The Parliament on 24 July 2018 had passed the Prevention of Corruption Bill 2018, provisions of which have been hanging fire since 2013. It treats bribe-givers at par with bribe-takers and prescribes jail term (in addition to fine) ranging from three to seven years to both on conviction for being equal partners in the crime of corruption.
Teachers and invigilators do not tire of admonishing and punishing students showing their answer sheets to the weak students in examinations. Obviously, this basic school lesson was lost at higher levels.
The Bill has done well to bring it into the nation’s consciousness. As a corollary, it is no longer possible for the bribe-giver to turn an approver and stand in the witness stand against the bribe- taker.
The Bill also does well to distinguish between voluntary and coerced bribes given. Accordingly, if the bribe-giver can prove that he was driven into giving bribes by lodging a complaint within seven days of paying, he will be absolved of the charge of being an equal partner in the crime of bribe-giving. But this may not be easy for the harried bribe-giver because there are obviously no tangible records of bribe giving linking it to a day and time.
The Minister for personnel Jitender Singh, however, has promised to provide for some leeway in the rigor of seven days in the rules to be made. Bestirring within seven days of giving bribe incidentally would protect a vast majority of bribe-givers because most of the speed money is thanks to unstated coercion. Power corrupts, and a supplicant needing a government favor, as it were, is often driven into bribing. But even if he is coerced, he cannot mount the witness stand to depose against the public servant in a belated show of remorse.
The Amendment that has received both bouquets and brickbats is the one relating to prior sanction of the concerned government before inquiring into the charge of corruption against a public servant---a pre-condition hitherto applicable only to Joint Secretaries and above.

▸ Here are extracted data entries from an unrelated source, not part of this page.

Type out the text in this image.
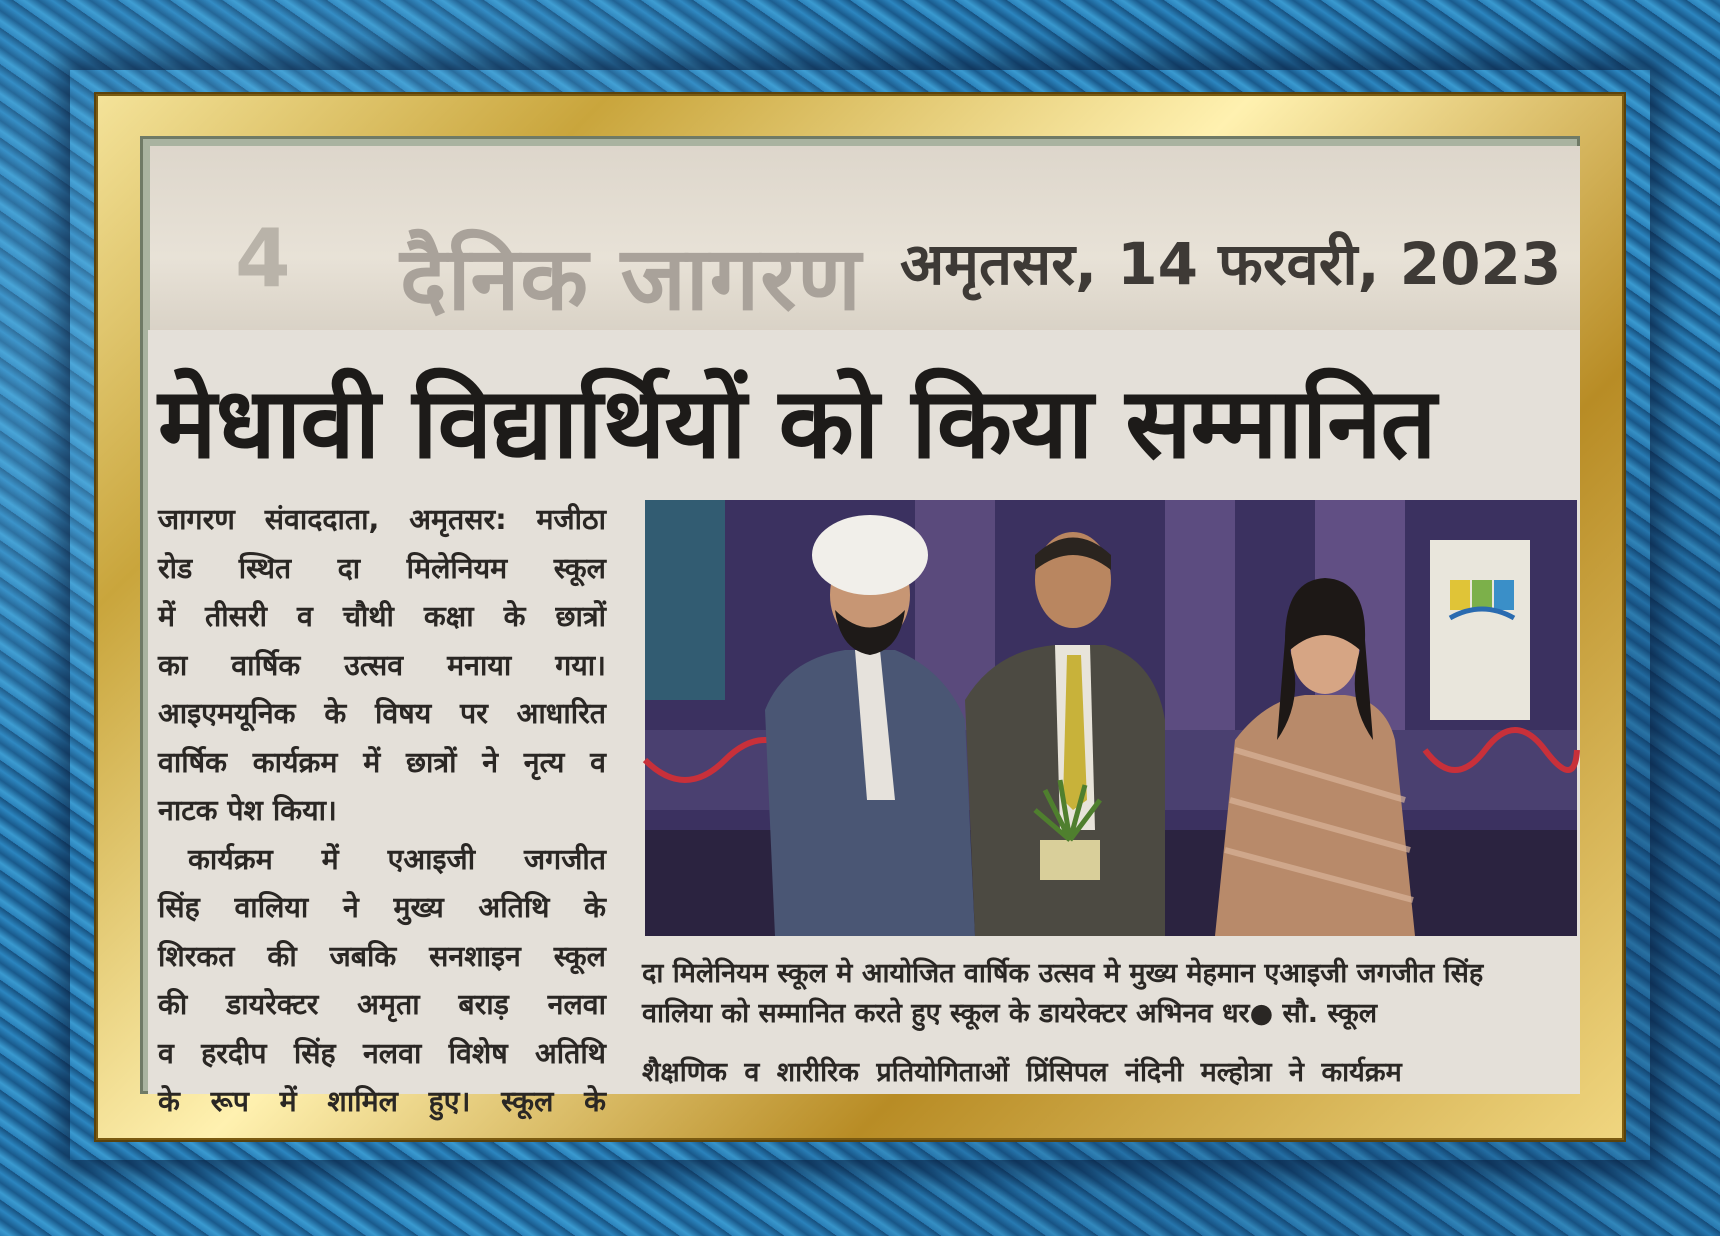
4 दैनिक जागरण अमृतसर, 14 फरवरी, 2023
मेधावी विद्यार्थियों को किया सम्मानित

जागरण संवाददाता, अमृतसर: मजीठा
रोड स्थित दा मिलेनियम स्कूल
में तीसरी व चौथी कक्षा के छात्रों
का वार्षिक उत्सव मनाया गया।
आइएमयूनिक के विषय पर आधारित
वार्षिक कार्यक्रम में छात्रों ने नृत्य व
नाटक पेश किया।

कार्यक्रम में एआइजी जगजीत
सिंह वालिया ने मुख्य अतिथि के
शिरकत की जबकि सनशाइन स्कूल
की डायरेक्टर अमृता बराड़ नलवा
व हरदीप सिंह नलवा विशेष अतिथि
के रूप में शामिल हुए। स्कूल के

दा मिलेनियम स्कूल मे आयोजित वार्षिक उत्सव मे मुख्य मेहमान एआइजी जगजीत सिंह
वालिया को सम्मानित करते हुए स्कूल के डायरेक्टर अभिनव धर● सौ. स्कूल
शैक्षणिक व शारीरिक प्रतियोगिताओं प्रिंसिपल नंदिनी मल्होत्रा ने कार्यक्रम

Now, this requirement would apply across the board irrespective of the official’s rank.
Critics have complained against this Amendment as a capitulation to corruption and dilution of the anti-graft stance of the Narendra Modi government.
The key takeaway of the Bill, however, is its distinction between intention and action of the public servants. An intention may be mala fide but if it has not translated into disproportionate assets in at the hands of the public servant or misappropriation of government resources, the charge of being corrupt will not stick. This is a huge relief especially for bankers whose loan sanctions are always looked down upon with suspicion both by the public and the investigating agencies.
The act of sanctioning a loan involves judgment which in hindsight can be assailed as wrong. Hindsight will not be reason enough to haul a banker or for that matter any public servant over coals. But eyebrows have gone up over the monetisation, so to speak, of corruption.
If the prosecution is unable to dredge up disproportionate assets, its charge of corruption against the public servant will come unstuck even though he might be guilty of showing undue favors and otherwise being delinquent. But then corruption has come to be associated with money or its equivalent. And equally error of judgment is often supported by the absence of monetary deals.
And talking of coal, one recalls the travails of the former Coal Secretary Harish Gupta arraigned under the Prevention of Corruption Act 1988 as being a party to free allotment of coal to companies whimsically as was done by the previous UPA government. Gupta has been known to be an upright officer but got caught in the crossfire of coal allotment ignited as much by the desire for score-settling as for the need for transparent and revenue producing mechanism in allotment of this precious natural resource. Unfortunately for him, the Amendment is only prospective whereas retrospectivity could have been conferred in all fairness to public servants done in by circumstances and sheer association with the alleged corrupt government in power during his/her term in office. His fellow bureaucrats took up cudgels for him and the result is there for everyone to see. Their plea has been heeded by the 20th Law Commission headed by Justice (retd) AP Shah in its 254th Report.
The Amendment also permits inquiry into the conduct of retired bureaucrats thus keeping the sword of Damocles hanging over their heads and putting a possible question mark over their pension in case they are held guilty.
These amendments to the Prevention of Corruption Act, 1988 were necessitated by the obligation of India to review the existing provisions of the Act so as to bring it in line with the United Nations Convention against Corruption (UNCAC).